Alongside the lack of labour, supply chain disruptions over the course of the pandemic have led to a shortage of building materials and equipment. High interest rates have also hampered developers’ ability to access financing. A shortage of available land can drive up its price, dissuading builders.

Said private sector developers will only proceed with a project if it is financially viable, a challenge that governments can remedy by reducing a project’s cost, including by lowering development charges and doing away with HST on purpose-built rental construction, by speeding up the approvals process, and by reducing or deferring income tax on new developments.

The aforementioned labour limitations "make it clear" that Ontario will not be able to meet its housing targets by continuing to build in the same way. Instead, builders and developers must boost productivity, in part by building different types of homes — a duplex typically requires less land, labour, and materials than two single-detached homes — and adopting new methods of construction, like modular and mass timber construction.

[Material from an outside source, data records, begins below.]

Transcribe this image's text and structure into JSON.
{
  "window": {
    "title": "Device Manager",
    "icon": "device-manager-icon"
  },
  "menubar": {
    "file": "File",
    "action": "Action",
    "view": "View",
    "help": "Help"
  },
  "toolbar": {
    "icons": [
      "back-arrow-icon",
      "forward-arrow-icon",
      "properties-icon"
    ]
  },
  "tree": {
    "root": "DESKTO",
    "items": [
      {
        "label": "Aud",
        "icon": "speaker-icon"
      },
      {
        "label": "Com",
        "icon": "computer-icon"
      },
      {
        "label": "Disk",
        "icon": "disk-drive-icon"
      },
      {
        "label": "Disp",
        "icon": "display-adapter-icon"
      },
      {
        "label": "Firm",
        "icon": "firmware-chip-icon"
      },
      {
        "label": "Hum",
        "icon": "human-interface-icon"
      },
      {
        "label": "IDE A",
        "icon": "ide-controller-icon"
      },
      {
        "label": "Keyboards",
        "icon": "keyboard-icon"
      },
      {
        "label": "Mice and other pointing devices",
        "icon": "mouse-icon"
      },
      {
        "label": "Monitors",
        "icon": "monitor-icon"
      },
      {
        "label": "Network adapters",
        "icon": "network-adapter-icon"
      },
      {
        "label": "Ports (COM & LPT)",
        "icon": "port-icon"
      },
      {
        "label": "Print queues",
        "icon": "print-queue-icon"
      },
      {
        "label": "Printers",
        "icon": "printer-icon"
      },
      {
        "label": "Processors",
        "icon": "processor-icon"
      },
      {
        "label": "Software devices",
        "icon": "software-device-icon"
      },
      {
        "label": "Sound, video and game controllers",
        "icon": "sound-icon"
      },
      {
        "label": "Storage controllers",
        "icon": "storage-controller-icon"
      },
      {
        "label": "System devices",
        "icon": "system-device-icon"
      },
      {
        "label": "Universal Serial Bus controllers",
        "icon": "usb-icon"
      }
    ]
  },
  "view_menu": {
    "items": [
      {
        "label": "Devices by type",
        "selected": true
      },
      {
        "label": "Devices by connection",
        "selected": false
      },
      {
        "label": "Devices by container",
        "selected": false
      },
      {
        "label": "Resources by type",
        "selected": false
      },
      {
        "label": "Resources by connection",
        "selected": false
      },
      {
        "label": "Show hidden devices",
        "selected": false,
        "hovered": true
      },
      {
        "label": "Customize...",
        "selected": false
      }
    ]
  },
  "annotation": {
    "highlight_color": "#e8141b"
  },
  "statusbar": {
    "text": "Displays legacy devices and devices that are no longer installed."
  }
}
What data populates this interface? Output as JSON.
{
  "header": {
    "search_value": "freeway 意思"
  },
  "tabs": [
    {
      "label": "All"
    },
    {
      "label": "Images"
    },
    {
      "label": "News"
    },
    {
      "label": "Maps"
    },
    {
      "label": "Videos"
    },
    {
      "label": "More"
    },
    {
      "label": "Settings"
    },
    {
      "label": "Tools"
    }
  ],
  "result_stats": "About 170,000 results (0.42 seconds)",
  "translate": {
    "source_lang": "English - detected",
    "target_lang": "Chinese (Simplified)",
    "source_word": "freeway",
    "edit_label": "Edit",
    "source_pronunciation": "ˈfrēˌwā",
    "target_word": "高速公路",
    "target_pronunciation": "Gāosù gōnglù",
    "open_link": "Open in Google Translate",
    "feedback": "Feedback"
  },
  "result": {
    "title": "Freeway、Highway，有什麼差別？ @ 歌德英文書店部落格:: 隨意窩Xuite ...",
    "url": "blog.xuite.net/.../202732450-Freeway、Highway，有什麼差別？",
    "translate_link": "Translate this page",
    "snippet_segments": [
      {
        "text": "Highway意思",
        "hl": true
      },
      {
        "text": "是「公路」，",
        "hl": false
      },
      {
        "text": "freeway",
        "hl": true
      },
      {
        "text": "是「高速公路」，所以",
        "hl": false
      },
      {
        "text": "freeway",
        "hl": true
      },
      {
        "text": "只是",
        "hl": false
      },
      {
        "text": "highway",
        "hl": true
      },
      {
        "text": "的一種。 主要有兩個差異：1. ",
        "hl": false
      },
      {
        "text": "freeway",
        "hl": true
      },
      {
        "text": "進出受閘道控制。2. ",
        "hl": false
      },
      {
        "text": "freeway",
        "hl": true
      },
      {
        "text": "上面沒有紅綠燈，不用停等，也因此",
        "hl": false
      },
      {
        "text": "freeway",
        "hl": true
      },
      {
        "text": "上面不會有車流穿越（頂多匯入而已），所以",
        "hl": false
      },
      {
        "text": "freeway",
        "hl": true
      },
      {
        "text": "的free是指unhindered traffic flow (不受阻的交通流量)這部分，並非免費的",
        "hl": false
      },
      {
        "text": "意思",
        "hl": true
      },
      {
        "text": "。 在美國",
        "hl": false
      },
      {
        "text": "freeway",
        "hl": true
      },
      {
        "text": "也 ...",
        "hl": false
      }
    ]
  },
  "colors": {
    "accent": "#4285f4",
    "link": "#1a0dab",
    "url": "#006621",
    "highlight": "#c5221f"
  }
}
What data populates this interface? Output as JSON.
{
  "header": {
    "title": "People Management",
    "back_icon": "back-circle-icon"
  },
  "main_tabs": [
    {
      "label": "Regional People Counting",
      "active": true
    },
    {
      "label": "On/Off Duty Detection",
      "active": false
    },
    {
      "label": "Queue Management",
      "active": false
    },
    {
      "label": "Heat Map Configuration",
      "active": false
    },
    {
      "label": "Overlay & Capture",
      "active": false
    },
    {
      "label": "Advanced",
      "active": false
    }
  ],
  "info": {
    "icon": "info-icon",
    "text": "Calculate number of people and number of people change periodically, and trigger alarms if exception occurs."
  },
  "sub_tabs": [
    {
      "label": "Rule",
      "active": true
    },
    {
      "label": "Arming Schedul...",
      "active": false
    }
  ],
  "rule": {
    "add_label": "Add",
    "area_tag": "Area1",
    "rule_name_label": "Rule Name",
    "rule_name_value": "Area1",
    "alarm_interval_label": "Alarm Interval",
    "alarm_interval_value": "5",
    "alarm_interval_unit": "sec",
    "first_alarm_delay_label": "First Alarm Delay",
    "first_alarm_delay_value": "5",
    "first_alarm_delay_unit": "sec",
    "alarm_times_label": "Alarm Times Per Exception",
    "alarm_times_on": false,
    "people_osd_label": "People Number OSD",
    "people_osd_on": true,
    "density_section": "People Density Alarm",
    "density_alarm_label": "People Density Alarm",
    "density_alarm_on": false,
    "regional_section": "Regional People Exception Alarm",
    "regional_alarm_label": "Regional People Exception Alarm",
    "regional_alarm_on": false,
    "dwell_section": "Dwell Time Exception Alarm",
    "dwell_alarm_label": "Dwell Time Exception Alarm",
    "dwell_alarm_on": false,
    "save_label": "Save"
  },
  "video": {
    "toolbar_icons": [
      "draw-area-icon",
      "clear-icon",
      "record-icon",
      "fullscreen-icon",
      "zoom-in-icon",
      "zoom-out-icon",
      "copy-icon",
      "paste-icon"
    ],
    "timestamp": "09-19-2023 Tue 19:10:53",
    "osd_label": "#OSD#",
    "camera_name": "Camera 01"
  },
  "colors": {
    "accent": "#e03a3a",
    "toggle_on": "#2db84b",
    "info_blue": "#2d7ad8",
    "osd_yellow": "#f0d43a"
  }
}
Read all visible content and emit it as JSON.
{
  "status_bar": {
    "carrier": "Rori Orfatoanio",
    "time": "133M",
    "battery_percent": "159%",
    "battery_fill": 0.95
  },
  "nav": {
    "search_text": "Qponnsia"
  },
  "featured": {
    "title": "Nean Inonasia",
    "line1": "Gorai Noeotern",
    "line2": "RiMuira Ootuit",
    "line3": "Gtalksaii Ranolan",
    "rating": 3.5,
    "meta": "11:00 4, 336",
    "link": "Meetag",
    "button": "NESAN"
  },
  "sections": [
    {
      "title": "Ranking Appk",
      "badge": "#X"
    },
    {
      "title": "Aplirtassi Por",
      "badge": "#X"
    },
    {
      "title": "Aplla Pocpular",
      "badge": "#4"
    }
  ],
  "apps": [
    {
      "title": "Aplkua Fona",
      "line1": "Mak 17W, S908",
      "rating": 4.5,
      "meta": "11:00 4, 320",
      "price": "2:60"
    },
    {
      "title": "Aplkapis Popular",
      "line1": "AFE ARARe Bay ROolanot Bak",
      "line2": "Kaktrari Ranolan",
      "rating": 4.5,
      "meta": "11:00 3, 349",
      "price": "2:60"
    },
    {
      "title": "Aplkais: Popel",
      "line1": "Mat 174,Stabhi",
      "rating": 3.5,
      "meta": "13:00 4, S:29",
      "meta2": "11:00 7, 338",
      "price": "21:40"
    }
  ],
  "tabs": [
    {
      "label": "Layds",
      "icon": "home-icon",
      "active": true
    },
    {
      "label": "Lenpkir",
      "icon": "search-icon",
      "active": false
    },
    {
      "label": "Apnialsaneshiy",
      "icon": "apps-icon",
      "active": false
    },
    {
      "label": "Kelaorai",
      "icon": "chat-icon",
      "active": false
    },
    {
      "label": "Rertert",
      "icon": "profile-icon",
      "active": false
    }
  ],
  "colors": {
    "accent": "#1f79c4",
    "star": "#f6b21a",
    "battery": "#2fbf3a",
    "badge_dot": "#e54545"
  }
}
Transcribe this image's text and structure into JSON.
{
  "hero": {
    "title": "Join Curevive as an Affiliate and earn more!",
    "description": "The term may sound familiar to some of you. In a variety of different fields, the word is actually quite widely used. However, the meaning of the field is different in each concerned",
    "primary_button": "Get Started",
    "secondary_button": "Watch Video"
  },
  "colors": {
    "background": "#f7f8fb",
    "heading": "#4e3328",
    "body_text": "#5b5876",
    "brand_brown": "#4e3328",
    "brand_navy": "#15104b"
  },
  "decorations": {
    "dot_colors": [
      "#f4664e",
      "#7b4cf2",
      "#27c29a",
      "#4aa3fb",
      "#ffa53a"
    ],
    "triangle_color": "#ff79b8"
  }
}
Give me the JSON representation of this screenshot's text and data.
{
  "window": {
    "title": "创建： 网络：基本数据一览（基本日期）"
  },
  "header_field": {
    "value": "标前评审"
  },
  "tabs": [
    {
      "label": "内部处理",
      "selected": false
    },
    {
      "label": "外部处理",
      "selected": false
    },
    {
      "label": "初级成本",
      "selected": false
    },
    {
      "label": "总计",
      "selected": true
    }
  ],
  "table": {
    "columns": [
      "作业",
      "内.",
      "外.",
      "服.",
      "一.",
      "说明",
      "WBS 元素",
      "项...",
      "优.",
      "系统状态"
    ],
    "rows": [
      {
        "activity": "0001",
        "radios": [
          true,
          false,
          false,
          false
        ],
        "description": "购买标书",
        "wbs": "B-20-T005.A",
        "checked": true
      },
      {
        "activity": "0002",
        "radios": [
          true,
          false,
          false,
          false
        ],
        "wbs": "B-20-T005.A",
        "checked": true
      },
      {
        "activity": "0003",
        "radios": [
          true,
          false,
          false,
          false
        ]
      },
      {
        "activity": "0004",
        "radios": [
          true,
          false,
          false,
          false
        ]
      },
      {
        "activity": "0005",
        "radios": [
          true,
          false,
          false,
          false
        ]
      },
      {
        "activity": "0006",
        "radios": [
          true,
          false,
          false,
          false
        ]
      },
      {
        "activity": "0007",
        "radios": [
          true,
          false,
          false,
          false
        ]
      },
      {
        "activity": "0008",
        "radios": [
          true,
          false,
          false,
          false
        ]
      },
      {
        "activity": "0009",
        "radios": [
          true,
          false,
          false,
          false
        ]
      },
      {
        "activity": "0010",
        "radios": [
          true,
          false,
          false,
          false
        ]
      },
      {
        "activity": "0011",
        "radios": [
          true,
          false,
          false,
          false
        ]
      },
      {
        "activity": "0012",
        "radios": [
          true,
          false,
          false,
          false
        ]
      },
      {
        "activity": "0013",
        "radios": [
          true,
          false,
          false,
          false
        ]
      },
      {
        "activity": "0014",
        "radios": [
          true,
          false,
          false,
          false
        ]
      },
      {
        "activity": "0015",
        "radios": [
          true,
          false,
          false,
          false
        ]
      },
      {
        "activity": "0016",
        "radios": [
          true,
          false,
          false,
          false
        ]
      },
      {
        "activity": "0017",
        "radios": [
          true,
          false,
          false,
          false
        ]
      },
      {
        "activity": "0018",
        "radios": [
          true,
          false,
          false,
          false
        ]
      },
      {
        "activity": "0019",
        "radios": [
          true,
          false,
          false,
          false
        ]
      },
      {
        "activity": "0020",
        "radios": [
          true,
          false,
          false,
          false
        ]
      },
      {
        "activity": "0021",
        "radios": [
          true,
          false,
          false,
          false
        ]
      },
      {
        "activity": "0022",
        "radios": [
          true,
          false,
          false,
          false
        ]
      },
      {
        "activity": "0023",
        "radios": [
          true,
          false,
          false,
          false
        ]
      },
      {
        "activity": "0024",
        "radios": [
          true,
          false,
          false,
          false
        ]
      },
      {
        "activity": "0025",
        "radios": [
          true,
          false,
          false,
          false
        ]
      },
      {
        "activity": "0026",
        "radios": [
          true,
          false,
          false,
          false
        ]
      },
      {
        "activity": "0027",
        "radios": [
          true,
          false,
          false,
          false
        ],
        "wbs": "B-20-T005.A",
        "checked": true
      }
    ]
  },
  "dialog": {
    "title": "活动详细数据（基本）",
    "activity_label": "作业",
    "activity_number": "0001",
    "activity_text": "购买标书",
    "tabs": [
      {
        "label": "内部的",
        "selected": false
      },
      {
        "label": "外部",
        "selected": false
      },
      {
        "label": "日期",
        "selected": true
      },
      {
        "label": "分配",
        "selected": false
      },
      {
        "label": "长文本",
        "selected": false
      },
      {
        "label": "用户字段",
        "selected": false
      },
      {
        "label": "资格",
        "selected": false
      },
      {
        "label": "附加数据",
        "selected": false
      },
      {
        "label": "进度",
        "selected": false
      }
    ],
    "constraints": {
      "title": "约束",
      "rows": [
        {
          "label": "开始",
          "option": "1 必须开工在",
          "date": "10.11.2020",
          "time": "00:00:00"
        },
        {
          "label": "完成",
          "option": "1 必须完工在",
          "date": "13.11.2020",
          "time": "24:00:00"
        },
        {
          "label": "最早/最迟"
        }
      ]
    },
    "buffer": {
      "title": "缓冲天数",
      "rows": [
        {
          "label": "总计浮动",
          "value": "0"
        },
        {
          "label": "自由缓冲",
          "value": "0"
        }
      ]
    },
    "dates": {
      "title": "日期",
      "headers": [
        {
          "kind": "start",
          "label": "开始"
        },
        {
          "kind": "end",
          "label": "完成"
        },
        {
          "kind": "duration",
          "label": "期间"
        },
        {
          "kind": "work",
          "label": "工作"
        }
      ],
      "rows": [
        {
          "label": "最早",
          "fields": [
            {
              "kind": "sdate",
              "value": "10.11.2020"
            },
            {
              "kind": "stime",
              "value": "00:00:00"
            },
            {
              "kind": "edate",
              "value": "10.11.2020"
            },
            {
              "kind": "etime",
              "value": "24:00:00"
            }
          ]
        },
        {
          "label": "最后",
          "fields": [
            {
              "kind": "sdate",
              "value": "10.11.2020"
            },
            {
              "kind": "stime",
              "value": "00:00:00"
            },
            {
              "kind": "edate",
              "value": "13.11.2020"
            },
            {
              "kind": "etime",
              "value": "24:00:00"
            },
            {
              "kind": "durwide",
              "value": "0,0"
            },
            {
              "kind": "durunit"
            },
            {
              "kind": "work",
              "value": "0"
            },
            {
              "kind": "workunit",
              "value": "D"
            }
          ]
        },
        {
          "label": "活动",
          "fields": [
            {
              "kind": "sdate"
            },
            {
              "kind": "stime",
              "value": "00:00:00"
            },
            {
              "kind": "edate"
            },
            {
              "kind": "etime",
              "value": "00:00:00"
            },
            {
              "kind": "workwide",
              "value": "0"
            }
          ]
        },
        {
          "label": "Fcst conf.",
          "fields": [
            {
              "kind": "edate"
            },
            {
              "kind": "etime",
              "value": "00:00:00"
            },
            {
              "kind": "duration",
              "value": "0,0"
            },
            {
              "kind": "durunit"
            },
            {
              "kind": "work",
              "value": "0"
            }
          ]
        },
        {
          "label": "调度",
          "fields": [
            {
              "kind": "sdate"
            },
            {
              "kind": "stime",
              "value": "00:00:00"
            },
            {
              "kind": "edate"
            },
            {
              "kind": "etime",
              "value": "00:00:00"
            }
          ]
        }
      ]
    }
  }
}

While vital, the various rules, regulations, and requirements that govern what can and can’t be built can be tweaked to allow for increased homebuilding. Examples detailed in the report include reforming zoning rules, reducing the time it takes to get a project approved, and keeping regulations, like the building code, up to date.

Another challenge facing Ontario is a lack of non-market housing, including community housing, transitional housing, and on-campus student rentals. While all orders of government play a role in the construction of non-market housing, provincial and federal governments have access to more revenue tools, putting them in a better position to finance such projects.

"The housing system is an overlapping web of roles and responsibilities," the report reads. "This complexity makes coordination vital, as decisions by different actors often need to be made and implemented in tandem for the system to function."

These actors — federal, provincial, and municipal governments, builders and developers, the labour sector, and the higher education sector — all shoulder the responsibility of solving these six challenges, and, ultimately, of building 1.5 million homes.

For example, the federal government can align immigration targets with municipal housing targets and increase the number of skilled tradespeople through immigration, while the provincial government can implement the recommendations made by the Ontario Housing Affordability Task Force. As the report notes, "it cannot be understated how vital the province is in determining what can and cannot get built."

Although they are "creatures of the province," municipal governments control everything from zoning policies to parking minimums, meaning they can substantially reform the approvals system to get more housing built faster.

Builders and developers can adopt more resource-efficient forms of construction, like reusing and repurposing materials, to reduce costs, and utilize new technologies and building methods to increase productivity.

The organized labour and higher education sectors can ensure Ontario has an adequate supply of properly trained workers. The latter should share their enrolment forecasts with municipalities, developers, and builders so they can plan for growth.

While building 1.5 million homes by 2030 will require a "monumental effort," it is necessary to accommodate the rapidly growing population. Moffatt points to San Francisco, with its high home prices, high rates of homelessness, and dwindling middle class, as being a foreshadowing of Ontario’s future if change is not swift.

"I think a betting person would say we’re probably going to miss the target. But, my counter to that is that we have to hit it," Moffatt said.

"Or else what we’re already seeing in food banks, in these tent encampments all across the province, that is only going to get worse. So will we get there? I don’t know. But I think we really have to try our best to. There’s no other option."